Logistic regression example
This page works through an example of fitting a logistic model with the iteratively-reweighted least squares (IRLS) algorithm. If you'd like to examine the algorithm in more detail, here is Matlab code together with a usage example. (See also old code.) (The GPL for the code.) (Aleksandra Seremina has kindly translated this page into Romanian.) A logistic model predicts a binary output y from real-valued inputs x according to the rule:
p(y) = g(x.w)
g(z) = 1 / (1 + exp(-z))
where w is a vector of adjustable parameters. That is, the probability that y=1 is determined as a linear function of x, followed by a nonlinear monotone function (called the link function) which makes sure that the probability is between 0 and 1. The logistic model is an example of a generalized linear model or GLIM; other GLIMs differ only in that they have different link functions.
The IRLS algorithm is Newton's method applied to the problem of maximizing the likelihood of some outputs y given corresponding inputs x. It is an iterative algorithm; it starts with a guess at the parameter vector w, and on each iteration it solves a weighted least squares problem to find a new parameter vector.
Here is an example of a logistic regression problem with one input and one output:
We are predicting the species of an iris (either I. versicolor, which we have coded as y=0, or I. virginica, which we have coded as y=1) from the length of one of its petals (on the x axis, in cm). The crosses are our training data, which are measurements of the petals of irises whose species is known. The monotonically increasing curve is our prediction: given a new petal measurement, what is the probability that it came from an I. virginica? (This is not the maximum likelihood prediction curve; instead it is taken from one of the middle iterations of IRLS, before it has converged.) The other curve is the estimated standard deviation of y. If our predicted probability is p, then our predicted variance is p(1-p). (It turns out that, in general, the variance is related to the derivative of the link function g'(w.x).)
At every iteration, IRLS builds and solves a weighted linear regression problem whose weights are the standard deviations of the training points. Here is an example of such a problem:
The straight line is the linear portion of our prediction; if we were to apply the link function g to the height of each point on the line, we would get the prediction curve in the previous picture.

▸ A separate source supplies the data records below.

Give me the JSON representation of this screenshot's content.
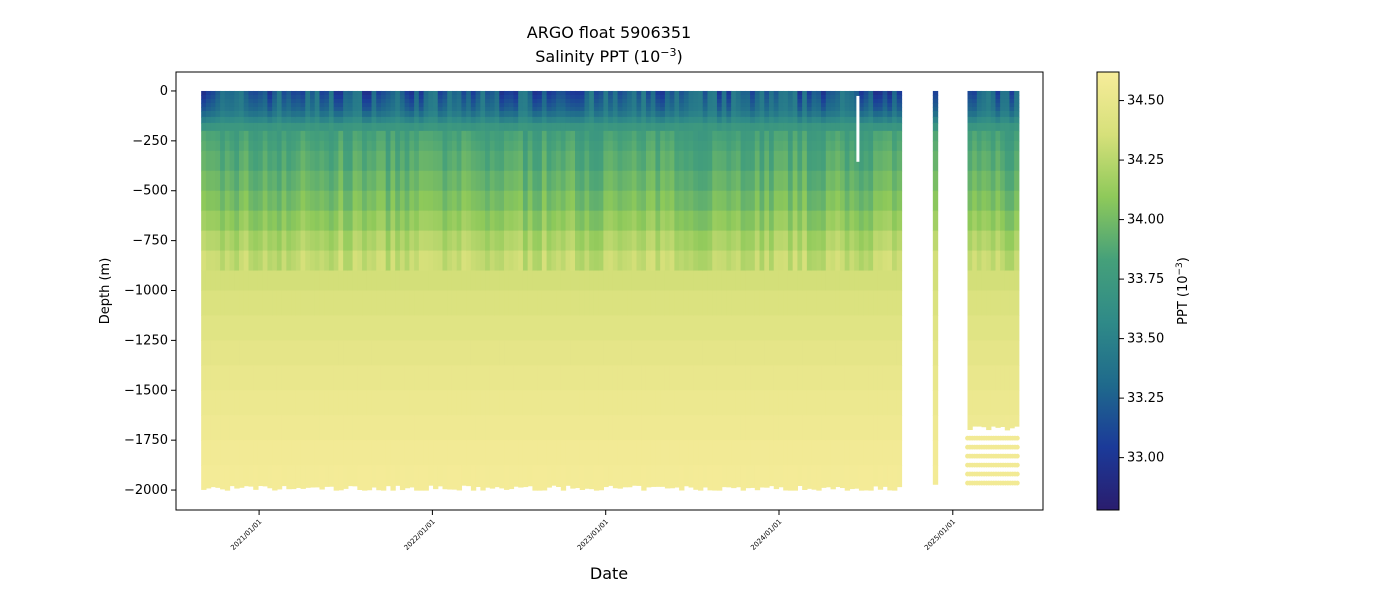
{
  "chart_data": {
    "type": "heatmap",
    "title": "ARGO float 5906351",
    "subtitle_prefix": "Salinity PPT (10",
    "subtitle_exp": "−3",
    "subtitle_suffix": ")",
    "xlabel": "Date",
    "ylabel": "Depth (m)",
    "x_ticks": [
      "2021/01/01",
      "2022/01/01",
      "2023/01/01",
      "2024/01/01",
      "2025/01/01"
    ],
    "y_ticks": [
      0,
      -250,
      -500,
      -750,
      -1000,
      -1250,
      -1500,
      -1750,
      -2000
    ],
    "xlim": [
      "2020-07-10",
      "2025-07-10"
    ],
    "ylim": [
      -2100,
      95
    ],
    "colorbar": {
      "label_prefix": "PPT (10",
      "label_exp": "−3",
      "label_suffix": ")",
      "range": [
        32.78,
        34.62
      ],
      "ticks": [
        33.0,
        33.25,
        33.5,
        33.75,
        34.0,
        34.25,
        34.5
      ],
      "colormap": "haline",
      "colors": [
        "#2a1d6e",
        "#1b3a99",
        "#1f6a8c",
        "#2f8a88",
        "#45a07a",
        "#8ec95a",
        "#d6e07a",
        "#f7ec9a"
      ]
    },
    "segments": [
      {
        "start": "2020-09-01",
        "end": "2024-09-15",
        "max_depth": -1990
      },
      {
        "start": "2024-11-20",
        "end": "2024-11-30",
        "max_depth": -1980
      },
      {
        "start": "2025-02-01",
        "end": "2025-05-20",
        "max_depth": -1690,
        "sparse_to": -1980
      }
    ],
    "salinity_profile": [
      {
        "depth": 0,
        "psu": 33.2
      },
      {
        "depth": -100,
        "psu": 33.35
      },
      {
        "depth": -200,
        "psu": 33.8
      },
      {
        "depth": -400,
        "psu": 33.92
      },
      {
        "depth": -600,
        "psu": 34.05
      },
      {
        "depth": -800,
        "psu": 34.25
      },
      {
        "depth": -1000,
        "psu": 34.38
      },
      {
        "depth": -1250,
        "psu": 34.46
      },
      {
        "depth": -1500,
        "psu": 34.52
      },
      {
        "depth": -1750,
        "psu": 34.57
      },
      {
        "depth": -2000,
        "psu": 34.6
      }
    ]
  }
}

The crosses are our training data again; the x values are the same, but the y values have been adjusted by the process described below so that they lie closer to a straight line.
An adjusted y value depends on several things: the original y value, the linear part of our prediction z=x.w, our prediction p=g(z), and the derivative v=g'(z). It is given by the formula
adjusted_y = z + (y - p) / v
We can interpret this formula as stretching out the prediction error (y-p) according to the inverse variance: prediction errors on low-variance points become more important than prediction errors on high-variance points. (This effect is partly counteracted by the lower weights of the low-variance points, but only partly.) We can derive the formula by setting the derivative of our log likelihood to zero and performing a Taylor expansion of the resulting equations around our current estimate of w; rearranging terms in this Taylor expansion yields a set of normal equations in which the dependent variables are given by the above formula.
To summarize, the IRLS algorithm is Newton's method for fitting a GLIM by maximum likelihood. It repeatedly updates a guess at the parameter vector by forming a weighted least squares problem. The x values in this WLS problem are taken straight from the training data; the y values are adjusted from the training data according to the formula above; and the weights are sqrt(g'(x.w)).